According to the study, over 94 percent of Pakistan’s cargo moves by
road, compared to just 6 percent by rail, even though rail is cheaper,
safer, and more sustainable. Pakistan Railways has seen its operational
locomotives shrink from 528 in 2011 to 449 in 2025, while freight
volumes have dropped from 7.4 million tonnes in 2019–20 to only 5.8
million tonnes in 2024–25.
Mr. Atif Ikram Sheikh emphasized that the port inefficiencies also weigh
heavily as Karachi Port and Port Qasim, which handle more than 95
percent of external trade, operate at barely one-third capacity, with
average container dwell times of 5.5 – 6.5 days compared to 2.6 days of
India’s import dwell time, Bangladesh’s export dwell time of 1.6 days
and Vietnam’s export dwell time of 4 days. Gwadar Port, despite its
strategic location under the Belt and Road Initiative, accounts for less
than 0.5 percent of national trade due to poor hinterland connectivity and
limited supply chain integration.
The report further estimates that Pakistan loses 30–40 percent of its
fruits and vegetables post-harvest because of inadequate warehousing
and cold-chain facilities. This not only undermines food security but also
restricts agricultural export potential. Similarly, industries such as
dimensional stones, with an estimated export potential of USD 1–1.5
billion, remain constrained by the absence of dedicated freight corridors
and mechanized mining.
To address these challenges, Mr. Atif Ikram Sheikh have proposed a
comprehensive reform roadmap. This includes granting industry status
to the trucking sector to enable fleet modernization through formal
financing, establishing a National Logistics Authority to unify oversight
across fragmented ministries, expanding warehousing and cold storage
capacity near ports and production hubs, positioning Gwadar as a
regional transshipment hub, and strengthening systemic capacity through
modern drivers’ training institutes and digital freight-matching
platforms. The report also calls for urgent modernization of Pakistan
Railways through upgraded rolling stock, improved signalling systems,
and digitalized cargo monitoring to restore rail as the backbone of
long-haul freight transport.
Mr. Atif Ikram Sheikh strongly emphasized the need to link Karachi Port
and Port Qasim with Pakistan Railways through dedicated freight
corridors, ensuring that all cargo bound for the hinterland is
complimented by train as well. Developing a port-to-hinterland freight
corridor outside Karachi would not only cut long-haul transport costs but
also significantly ease urban traffic congestion within the city.
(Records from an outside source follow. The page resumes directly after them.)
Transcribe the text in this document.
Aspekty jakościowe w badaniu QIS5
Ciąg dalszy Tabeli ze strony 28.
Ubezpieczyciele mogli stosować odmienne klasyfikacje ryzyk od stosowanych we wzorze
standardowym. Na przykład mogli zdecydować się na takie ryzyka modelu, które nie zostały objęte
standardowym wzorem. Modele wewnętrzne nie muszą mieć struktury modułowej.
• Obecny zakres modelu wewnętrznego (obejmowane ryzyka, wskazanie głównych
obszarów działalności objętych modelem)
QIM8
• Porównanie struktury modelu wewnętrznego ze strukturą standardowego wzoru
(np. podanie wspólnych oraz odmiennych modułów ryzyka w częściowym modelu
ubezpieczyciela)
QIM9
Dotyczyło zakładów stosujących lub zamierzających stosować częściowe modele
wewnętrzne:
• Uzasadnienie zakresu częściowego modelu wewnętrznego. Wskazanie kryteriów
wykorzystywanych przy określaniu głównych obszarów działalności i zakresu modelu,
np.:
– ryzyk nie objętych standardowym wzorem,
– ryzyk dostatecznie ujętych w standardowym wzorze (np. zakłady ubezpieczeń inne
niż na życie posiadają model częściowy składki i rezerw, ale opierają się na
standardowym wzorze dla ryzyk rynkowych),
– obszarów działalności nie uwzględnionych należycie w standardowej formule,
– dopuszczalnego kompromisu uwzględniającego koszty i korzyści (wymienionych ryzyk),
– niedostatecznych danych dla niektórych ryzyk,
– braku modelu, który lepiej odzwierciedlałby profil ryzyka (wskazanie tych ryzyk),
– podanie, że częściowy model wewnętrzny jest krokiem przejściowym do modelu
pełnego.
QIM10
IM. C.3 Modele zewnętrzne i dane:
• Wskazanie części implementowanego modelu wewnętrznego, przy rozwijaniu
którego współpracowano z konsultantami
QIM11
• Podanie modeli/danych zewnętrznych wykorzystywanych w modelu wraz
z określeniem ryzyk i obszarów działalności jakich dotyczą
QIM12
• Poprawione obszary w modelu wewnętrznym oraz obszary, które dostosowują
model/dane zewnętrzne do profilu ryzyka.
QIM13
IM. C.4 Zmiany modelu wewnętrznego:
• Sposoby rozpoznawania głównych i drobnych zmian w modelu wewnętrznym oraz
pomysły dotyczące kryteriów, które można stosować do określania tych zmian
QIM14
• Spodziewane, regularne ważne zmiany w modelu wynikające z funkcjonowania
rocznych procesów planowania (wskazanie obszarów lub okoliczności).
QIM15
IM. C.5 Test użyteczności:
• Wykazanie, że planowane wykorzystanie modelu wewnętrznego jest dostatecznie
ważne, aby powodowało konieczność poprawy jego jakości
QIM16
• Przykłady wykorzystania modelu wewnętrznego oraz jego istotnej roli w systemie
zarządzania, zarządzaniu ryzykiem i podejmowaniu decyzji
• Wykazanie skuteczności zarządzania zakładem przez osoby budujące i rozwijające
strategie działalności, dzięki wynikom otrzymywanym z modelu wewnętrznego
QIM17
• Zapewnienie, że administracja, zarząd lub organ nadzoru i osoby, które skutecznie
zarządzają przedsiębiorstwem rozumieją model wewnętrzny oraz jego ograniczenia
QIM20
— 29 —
“Efficient logistics is the backbone of competitiveness,” the FPCCI
emphasized, warning that without systemic reforms Pakistan will
continue to lag behind regional peers. The Federation stressed that
logistics sector reforms and railway modernization are prerequisites to
achieving the government’s vision of scaling Pakistan’s economy from
USD 411 billion to USD 1 trillion, reducing supply chain costs, and
unlocking the country’s full trade potential.